Sometimes life is chugging along at a predictable pace, and then you look around at the scenery and realize something is just not right. Of course you meant to travel in the correct direction. You busily prepared and studied maps carefully. You were sure you had this thing figured out, and then you looked around and know that maybe in all the planning and careful scrutinizing you just got lost in it all.
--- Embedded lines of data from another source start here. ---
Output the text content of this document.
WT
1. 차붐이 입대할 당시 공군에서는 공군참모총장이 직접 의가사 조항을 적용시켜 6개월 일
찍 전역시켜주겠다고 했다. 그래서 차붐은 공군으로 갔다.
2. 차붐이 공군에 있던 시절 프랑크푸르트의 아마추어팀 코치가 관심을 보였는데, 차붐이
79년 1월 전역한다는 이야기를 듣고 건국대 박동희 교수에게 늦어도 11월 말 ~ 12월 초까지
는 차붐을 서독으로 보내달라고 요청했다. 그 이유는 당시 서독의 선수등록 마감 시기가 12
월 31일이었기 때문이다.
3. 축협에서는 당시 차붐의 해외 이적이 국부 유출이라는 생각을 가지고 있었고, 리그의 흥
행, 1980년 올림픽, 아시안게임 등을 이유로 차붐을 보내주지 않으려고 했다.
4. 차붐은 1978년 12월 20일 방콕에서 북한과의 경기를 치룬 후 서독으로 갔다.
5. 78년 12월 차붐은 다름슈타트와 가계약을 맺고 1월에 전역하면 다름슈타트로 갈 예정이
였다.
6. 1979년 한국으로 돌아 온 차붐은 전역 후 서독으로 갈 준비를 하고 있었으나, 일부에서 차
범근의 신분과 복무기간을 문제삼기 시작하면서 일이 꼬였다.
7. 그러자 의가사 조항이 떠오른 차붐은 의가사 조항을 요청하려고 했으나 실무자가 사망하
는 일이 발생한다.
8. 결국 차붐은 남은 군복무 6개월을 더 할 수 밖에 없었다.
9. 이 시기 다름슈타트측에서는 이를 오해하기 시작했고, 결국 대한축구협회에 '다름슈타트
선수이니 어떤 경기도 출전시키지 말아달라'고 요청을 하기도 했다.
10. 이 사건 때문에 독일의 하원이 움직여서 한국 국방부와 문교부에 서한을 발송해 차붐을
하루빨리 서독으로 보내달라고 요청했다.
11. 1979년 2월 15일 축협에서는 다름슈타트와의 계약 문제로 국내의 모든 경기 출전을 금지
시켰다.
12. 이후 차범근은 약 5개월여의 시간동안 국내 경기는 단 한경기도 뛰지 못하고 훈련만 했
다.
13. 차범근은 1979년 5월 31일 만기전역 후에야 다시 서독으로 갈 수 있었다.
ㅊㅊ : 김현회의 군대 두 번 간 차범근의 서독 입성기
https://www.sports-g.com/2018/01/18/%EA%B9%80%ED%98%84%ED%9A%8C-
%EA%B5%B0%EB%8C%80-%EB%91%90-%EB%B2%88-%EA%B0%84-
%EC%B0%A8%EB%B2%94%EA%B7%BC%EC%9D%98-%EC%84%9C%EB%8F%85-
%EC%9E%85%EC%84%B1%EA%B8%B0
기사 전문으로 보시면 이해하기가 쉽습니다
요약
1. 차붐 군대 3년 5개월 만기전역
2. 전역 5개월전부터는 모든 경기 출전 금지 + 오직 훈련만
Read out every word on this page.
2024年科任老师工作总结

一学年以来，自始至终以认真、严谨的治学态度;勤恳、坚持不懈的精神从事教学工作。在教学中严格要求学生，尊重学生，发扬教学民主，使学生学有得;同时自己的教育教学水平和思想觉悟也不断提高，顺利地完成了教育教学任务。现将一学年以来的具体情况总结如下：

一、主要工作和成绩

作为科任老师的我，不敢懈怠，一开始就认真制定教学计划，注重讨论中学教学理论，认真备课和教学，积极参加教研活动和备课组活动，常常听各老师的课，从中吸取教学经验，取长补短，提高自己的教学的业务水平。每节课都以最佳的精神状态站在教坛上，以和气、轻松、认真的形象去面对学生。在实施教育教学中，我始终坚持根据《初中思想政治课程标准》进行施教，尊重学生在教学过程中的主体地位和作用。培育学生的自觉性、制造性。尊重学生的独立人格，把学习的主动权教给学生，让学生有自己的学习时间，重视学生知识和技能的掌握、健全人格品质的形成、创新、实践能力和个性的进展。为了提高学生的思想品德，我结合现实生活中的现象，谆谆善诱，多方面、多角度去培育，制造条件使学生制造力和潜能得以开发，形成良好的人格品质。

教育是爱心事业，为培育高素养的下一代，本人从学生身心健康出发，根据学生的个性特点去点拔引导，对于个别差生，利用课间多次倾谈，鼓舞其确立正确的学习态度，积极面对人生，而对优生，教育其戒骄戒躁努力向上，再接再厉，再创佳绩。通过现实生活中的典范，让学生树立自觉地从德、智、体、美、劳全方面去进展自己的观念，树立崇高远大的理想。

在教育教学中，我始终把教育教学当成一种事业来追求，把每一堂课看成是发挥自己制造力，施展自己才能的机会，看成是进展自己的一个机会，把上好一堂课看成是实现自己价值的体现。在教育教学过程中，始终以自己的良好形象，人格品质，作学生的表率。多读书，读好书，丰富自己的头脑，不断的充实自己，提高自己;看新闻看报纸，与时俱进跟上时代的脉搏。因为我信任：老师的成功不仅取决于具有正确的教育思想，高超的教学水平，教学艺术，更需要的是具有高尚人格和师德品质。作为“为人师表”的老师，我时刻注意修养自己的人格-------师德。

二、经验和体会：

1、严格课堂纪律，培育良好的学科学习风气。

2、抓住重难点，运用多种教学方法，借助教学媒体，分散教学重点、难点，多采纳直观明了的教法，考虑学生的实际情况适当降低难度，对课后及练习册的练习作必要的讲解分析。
This past week was one of those revelations of sort. I pride myself in having a pretty low maintenace lifestyle, but it also becomes pretty easy to hide my controlling tendencies behind that outward facade. I have probably blogged along these lines before, but sometimes the journey has a few similar pit stops when we don't learn our lesson the first time. I have goals and ideas for where I would like to see myself, my children, our family, and I can agonize over the smallest details trying to plan our way there. Of course I get overwhelmed, frustrated, and sad because after all I am only human. When I finally broke down to my most fragile state I see how in all this planning I can so easily miss all the small pleasures, and all the good God has placed along the way to help cheer me to the finish line. Instead I rely on my own knowledge and strength to get me there. This is so typical of our species which is perhaps why our world is running at such a maddening pace.
In my nature I cannot easily accept simply answers. In order to achieve stability I rationalize there must be some long sequence or equation to get me to that place, but I realized this was all completely in vain. Through many tears and a strugglle of the will I have come to the understanding that sometimes we must hit reset, and simply just tell God we will finally let go.